Live from the Milk Factory…

Wednesday, August 6th, 2008 | Uncategorized

I was VERY skeptical about breastfeeding.  Mostly because I don’t like the cult-like characteristics of some pro-breastfeeding groups and the guilt-pushing they do on mom’s who choose formula feeding.  I felt guilted into breastfeeding, but ultimately decided that I would give it a try with no promises.  I read some things about it and truly do believe that is can be healthier than formula, but I really also feel like formula is a fine choice as well. 

I decided that if I was gonna do it, I was going to start out right.  I told our delivery nurse, or delivery angel as they should be called, (Donna @ Athens regional) that I wanted skin-on-skin time with the baby as soon as possible after delivery and that I wanted to see if I could breast feed right away.  We did that, and it was amazing how the baby new exactly what to do. 
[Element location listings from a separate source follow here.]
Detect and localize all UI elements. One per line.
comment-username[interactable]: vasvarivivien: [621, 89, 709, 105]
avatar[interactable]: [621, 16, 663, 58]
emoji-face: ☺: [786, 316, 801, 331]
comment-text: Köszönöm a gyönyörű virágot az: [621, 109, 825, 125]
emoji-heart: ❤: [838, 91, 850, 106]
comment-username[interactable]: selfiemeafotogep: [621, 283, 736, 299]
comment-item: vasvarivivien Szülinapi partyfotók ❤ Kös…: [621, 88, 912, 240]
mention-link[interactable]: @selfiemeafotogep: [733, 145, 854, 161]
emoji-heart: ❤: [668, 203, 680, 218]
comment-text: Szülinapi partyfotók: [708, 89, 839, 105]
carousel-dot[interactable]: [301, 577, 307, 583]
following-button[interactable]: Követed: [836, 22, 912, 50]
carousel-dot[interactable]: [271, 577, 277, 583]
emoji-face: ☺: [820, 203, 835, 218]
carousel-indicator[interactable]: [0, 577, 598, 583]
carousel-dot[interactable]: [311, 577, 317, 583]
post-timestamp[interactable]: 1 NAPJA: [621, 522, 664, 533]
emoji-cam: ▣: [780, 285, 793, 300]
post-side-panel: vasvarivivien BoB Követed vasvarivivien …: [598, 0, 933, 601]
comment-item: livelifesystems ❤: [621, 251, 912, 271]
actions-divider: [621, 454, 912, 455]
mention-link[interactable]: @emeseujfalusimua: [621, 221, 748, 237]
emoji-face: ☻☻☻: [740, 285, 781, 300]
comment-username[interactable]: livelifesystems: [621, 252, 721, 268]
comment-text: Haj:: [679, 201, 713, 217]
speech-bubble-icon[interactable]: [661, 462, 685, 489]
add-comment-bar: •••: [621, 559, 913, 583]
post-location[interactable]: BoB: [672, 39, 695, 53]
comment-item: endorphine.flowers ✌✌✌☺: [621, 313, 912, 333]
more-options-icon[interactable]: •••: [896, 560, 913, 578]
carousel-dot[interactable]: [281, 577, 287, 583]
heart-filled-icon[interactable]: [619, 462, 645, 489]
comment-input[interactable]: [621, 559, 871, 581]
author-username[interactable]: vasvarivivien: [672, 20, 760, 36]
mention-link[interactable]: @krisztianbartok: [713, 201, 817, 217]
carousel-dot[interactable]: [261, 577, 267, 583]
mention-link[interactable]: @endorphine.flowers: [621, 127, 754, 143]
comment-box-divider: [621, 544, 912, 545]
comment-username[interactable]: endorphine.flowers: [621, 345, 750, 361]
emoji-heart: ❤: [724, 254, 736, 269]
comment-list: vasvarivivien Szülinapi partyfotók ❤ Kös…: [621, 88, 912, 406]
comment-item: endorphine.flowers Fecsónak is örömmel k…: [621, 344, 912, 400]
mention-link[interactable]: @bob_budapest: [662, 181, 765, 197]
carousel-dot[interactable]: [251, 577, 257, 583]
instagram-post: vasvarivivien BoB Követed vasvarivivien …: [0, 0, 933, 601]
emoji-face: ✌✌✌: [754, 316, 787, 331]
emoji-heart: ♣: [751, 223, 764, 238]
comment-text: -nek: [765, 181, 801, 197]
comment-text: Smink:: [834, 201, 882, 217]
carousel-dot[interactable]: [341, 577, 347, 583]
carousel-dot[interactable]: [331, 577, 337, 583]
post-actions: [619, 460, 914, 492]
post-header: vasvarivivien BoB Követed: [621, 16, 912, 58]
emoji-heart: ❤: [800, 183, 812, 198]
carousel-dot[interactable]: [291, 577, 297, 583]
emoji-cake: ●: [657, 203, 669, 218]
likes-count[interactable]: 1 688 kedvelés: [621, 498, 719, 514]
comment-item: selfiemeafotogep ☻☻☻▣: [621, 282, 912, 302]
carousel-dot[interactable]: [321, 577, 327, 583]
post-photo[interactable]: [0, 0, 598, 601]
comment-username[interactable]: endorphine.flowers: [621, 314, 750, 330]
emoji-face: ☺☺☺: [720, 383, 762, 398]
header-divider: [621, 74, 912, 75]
On top of all of the hard selling people can do about breast feeding, they also throw a lot of horror stories about it at you, too.  Some women can’t do it, it can be extremely frustrating, you can become engorged, etc.  It was not as painful as I thought it would be, just a little pinching at first, and he latched on immediately.  I found that I was enjoying it a little more each time and really started to surprise myself.  Once the milk came in (ahead of schedule), my worries about not having enough and not knowing if he was getting enough food were totally alleviated.  Not only do I feed him for about 25 minutes on average every 2 1/2 to 3 1/2 hours, I have been pumping an extra 3-5 ounces each day and am starting to develop quite a stock in our freezer. 

I know women who have had serious difficulty with breastfeeding and I can see now how that can be heart-breaking.  I feel a lot of empathy for them and really lucky myself for being able to not only feed my baby, but have extra for later, so that I am able to breastfeed longer. 

Yet another thing about motherhood I did not expect and was not what I thought it would be.

3 Comments to Live from the Milk Factory…

Bindy Bind
August 6, 2008

Make sure you tell all the people that it wasn’t ME that was pressuring you to breastfeed. I just thought you should give it a try before moving on to formula…

Meg
August 7, 2008

I’m totally talking about other women with extreme opinions. You were/are the best birthing coach and husband on earth!! Everyone knows you wouldn’t pressure me!!!

Sonya
August 7, 2008

Whoa! Your very own blog? First you update Myspace and then this? I am totally beside myself. It sounds like you’re having quite an adventure in your first few weeks of parenthood, but I know you’re handling it with the usual humor and grace I’ve grown accustomed to seeing from you. When you get settled after a bit let me know when it will be a good time to visit y’all – every time I watch one of those Jonathan Youtube videos I want to snatch him through the screen and snuggle him. What a cutie!